😱 Why is there a `product_id` column in the Task 1 test set ? 😱

The v0.1 of the Task-1 test set only had the following columns : query_id, query, query_locale.

In the v0.2 release, we introduced a separate column, the product_id, and there has been some confusion as to why !

We understand, and Let us explain !

The reason the v2.0 test set of Task 1 includes pairs of query_id and product_id, is because we only have the esci_labels for those specific query_id and product_id pairs, and we can only consider those pairs for computing the nDCG score. The other query_id and product_id pairs that do not appear in the test set will not be considered for computing the nDCG score, since we do not have the corresponding esci_label.

This helps participants obtain a more meaningful nDCG score.

To help clarify this better, lets imagine a situation where we only want the top three ranked products for the query included in the test set:

Version 0.1 dataset


query_1, "some query", us


query_1, product_11

query_1, product_7

query_1, product_9

If we do not have the esci_label for any of those three pairs (say for query_1, product_7 pair), then we will omit those pairs, and compute the nDCG using only the query_1, product_11 and query_1, product_9 pairs.

Version 0.2 dataset:


query_1, product_1, locale_us

query_1, product_3, locale_us

query_1, product_10, locale_us


query_1, product_10

query_1, product_1,

query_1, product_3

query_1, product_39

In the output, we have all the pairs annotated except the query_1, product_39 pair.

But if the participants already had the information of which query-product pairs had esci_labels available, then they should not have included the query_1, product_39 pair to begin with, as it is not included the test set.

So in this case, we will compute the nDCG score considering the 3 ranked products that were included in the test set, and not the query_1, product_39 pair which was not included in the test set.

In other words, the question to answer is, how best to “order” the test set of Task-1, to optimize your nDCG score.

Hope that clarifies the confusion.

If you have any more queries, please do not hesitate to reach out to us.
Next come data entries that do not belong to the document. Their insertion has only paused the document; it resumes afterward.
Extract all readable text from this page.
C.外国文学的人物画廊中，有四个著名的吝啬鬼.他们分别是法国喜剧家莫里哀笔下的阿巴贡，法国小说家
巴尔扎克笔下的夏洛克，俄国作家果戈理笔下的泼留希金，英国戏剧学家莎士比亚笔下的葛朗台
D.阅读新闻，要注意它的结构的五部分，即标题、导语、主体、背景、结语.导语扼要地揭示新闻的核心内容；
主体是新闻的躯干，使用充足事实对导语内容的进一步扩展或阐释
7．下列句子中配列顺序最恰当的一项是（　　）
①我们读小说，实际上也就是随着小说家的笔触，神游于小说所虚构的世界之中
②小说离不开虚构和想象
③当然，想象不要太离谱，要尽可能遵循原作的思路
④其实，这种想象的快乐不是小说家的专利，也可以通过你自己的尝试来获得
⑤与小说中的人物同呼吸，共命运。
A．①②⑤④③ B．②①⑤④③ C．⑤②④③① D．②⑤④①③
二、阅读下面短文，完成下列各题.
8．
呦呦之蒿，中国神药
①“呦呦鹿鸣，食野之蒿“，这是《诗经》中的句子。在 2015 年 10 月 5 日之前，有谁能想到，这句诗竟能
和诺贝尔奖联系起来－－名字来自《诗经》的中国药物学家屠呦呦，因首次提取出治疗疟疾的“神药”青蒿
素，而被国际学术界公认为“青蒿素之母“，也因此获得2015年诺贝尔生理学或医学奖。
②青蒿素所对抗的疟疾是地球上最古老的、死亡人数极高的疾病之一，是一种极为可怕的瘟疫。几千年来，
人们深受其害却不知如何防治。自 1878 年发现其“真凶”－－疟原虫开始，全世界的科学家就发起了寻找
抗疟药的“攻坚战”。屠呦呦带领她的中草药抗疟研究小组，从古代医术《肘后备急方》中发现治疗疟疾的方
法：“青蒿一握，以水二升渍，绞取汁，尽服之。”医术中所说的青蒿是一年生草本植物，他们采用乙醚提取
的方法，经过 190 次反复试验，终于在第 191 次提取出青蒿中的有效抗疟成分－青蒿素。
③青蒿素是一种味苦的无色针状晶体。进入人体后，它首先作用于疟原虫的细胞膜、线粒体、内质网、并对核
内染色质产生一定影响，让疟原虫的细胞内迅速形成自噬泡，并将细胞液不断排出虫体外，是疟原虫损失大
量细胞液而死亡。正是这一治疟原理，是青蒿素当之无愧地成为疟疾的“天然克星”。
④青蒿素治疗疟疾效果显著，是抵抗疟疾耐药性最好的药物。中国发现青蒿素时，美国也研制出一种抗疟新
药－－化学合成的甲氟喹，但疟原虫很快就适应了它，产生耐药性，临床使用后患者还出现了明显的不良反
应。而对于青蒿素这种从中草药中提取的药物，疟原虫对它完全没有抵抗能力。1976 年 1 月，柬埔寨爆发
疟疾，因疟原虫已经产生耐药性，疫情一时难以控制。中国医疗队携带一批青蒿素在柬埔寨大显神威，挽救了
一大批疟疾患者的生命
This is still unclear (and uncommon for retrieval tasks).
Do you mean that you already provide the product recall set for each query and participants are required to rerank that list only?

hi g_t. Yes this is not a typical retrieval task. What you see in the test set is a product recall set for that query, and the ask is to reorder these in the best way possible. This is typical in several retrieval applications where there’s a retrieval step (matching) and a reordering step (ranking).

To compute the NDCG, the ground truth only has labels for the pairs in this set.

thanks for the quick answer.
I still have a question about the graded relevance for NDCG calculation…
How do you map the various labels to grades?
i.e., is it something like irrelevant → 0, exact-> 2, substitute → ?, complement → ?
Thanks again for quick response!


In our case we have 4 degrees of relevance (rel) for each query and product pair: Exact , Substitute , Complement and Irrelevant ; where we set a gain of 1.0 , 0.1 , 0.01 and 0.0 , respectively.

so you can treat this as some kind of weighted NDCG

Hi, nikhil_rao. I have a question about task1’s test set.

How to validate our model performance locally when test set’s column has no ‘esci_label’?

I mean how to calculate NDCG’s rel_i when we want to verify our model performance in test set.

Thanks for response!